Toutes ces questions relèvent du débat démocratique. C’est pourquoi pour Alternatives et Autogestion, la question du nucléaire, de la défense, de l’armement ou du désarmement, devrait être soumise au peuple qui après large débat démocratique rend son avis au cours d’un référendum d’initiative citoyenne.

Extraits des communiqués d’ICAN:

À l’approche des 80ᵉ commémorations des bombardements nucléaires d’Hiroshima et de Nagasaki, les 6 et 9 août 1945, ICAN France alerte sur les contradictions du discours politique français qui surfe sur la peur et renie ses engagements internationaux, alimentant la course aux arsenaux et l’insécurité nucléaire. Nous appelons les responsables politiques et parlementaires à sortir de leur aveuglement pour la « sainte Bombe », en s’engageant dans le processus du Traité sur l’interdiction des armes nucléaires (TIAN), en vigueur depuis 2021, pour construire une sécurité fondée sur la coopération, la confiance et la paix durable.
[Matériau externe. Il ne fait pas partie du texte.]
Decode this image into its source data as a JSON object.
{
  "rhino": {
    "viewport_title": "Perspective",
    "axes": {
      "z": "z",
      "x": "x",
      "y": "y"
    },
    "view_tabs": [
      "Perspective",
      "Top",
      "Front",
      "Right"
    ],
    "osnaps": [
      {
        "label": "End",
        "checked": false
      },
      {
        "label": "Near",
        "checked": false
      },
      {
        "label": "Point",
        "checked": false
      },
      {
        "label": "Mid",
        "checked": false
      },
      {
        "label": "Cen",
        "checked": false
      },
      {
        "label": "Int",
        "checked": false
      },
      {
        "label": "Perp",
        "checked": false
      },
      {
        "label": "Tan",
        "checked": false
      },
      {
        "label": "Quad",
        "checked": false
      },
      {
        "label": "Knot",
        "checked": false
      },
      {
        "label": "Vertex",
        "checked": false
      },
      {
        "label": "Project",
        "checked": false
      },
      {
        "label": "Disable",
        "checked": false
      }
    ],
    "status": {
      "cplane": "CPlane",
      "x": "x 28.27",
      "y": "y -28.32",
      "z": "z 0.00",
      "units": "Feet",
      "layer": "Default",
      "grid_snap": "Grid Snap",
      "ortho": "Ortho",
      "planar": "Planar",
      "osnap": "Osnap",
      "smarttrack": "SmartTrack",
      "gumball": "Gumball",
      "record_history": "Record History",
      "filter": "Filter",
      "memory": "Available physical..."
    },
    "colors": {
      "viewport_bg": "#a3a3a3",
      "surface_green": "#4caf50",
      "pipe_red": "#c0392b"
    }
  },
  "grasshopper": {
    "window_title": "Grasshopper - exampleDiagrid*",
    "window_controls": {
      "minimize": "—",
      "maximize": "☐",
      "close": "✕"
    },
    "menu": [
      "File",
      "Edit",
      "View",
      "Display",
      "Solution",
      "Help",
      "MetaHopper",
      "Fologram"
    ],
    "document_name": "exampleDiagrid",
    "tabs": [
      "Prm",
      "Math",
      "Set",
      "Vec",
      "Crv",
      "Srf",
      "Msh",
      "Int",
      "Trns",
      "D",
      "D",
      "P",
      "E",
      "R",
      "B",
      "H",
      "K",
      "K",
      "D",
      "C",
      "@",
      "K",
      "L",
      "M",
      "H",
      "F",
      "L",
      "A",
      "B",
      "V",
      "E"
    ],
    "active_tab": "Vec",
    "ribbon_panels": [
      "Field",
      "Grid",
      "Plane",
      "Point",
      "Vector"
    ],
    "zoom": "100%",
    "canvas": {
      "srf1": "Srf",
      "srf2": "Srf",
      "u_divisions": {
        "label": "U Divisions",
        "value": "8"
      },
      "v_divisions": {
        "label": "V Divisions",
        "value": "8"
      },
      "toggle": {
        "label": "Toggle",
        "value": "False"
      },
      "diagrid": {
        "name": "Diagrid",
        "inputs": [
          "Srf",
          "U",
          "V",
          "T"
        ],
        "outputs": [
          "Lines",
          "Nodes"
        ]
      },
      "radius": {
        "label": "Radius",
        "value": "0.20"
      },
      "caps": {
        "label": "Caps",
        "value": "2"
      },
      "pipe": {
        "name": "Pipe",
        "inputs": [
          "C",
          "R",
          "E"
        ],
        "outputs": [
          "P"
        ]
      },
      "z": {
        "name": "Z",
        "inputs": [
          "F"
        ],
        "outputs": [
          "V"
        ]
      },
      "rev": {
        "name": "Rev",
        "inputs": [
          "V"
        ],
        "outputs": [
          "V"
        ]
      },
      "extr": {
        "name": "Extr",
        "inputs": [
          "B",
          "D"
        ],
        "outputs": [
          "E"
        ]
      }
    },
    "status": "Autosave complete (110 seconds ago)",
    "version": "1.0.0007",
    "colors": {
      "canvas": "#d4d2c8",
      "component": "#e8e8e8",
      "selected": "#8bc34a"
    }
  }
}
extraits de la tribune parue dans Libération le 5 aout : https://icanfrance.org/tribune-la-france-a-t-elle-oublie-hiroshima-et-nagasaki/

L’idée portée par Emmanuel Macron d’européaniser la dissuasion nucléaire française s’inscrit dans une fuite en avant mortifère qui gagne dangereusement le monde, s’alarment des ONG, au moment où l’on commémore l’horreur des 6 et 9 août 1945.

Selon le Comité international de la Croix-Rouge, 220 000 personnes ont péri à Hiroshima et  à Nagasaki entre les 6 et 9 août et la fin de l’année 1945. Parmi elles, près de 38 000 enfants. Celles qui ont survécu, les hibakusha, sont la mémoire vivante de l’horreur nucléaire. Elles ont été marquées chaque jour de leur existence dans leur chair et leur esprit : maladies radio-induites, exclusion sociale, stress post-traumatique, fausses couches… Leurs descendants sont également impactés par ces explosions.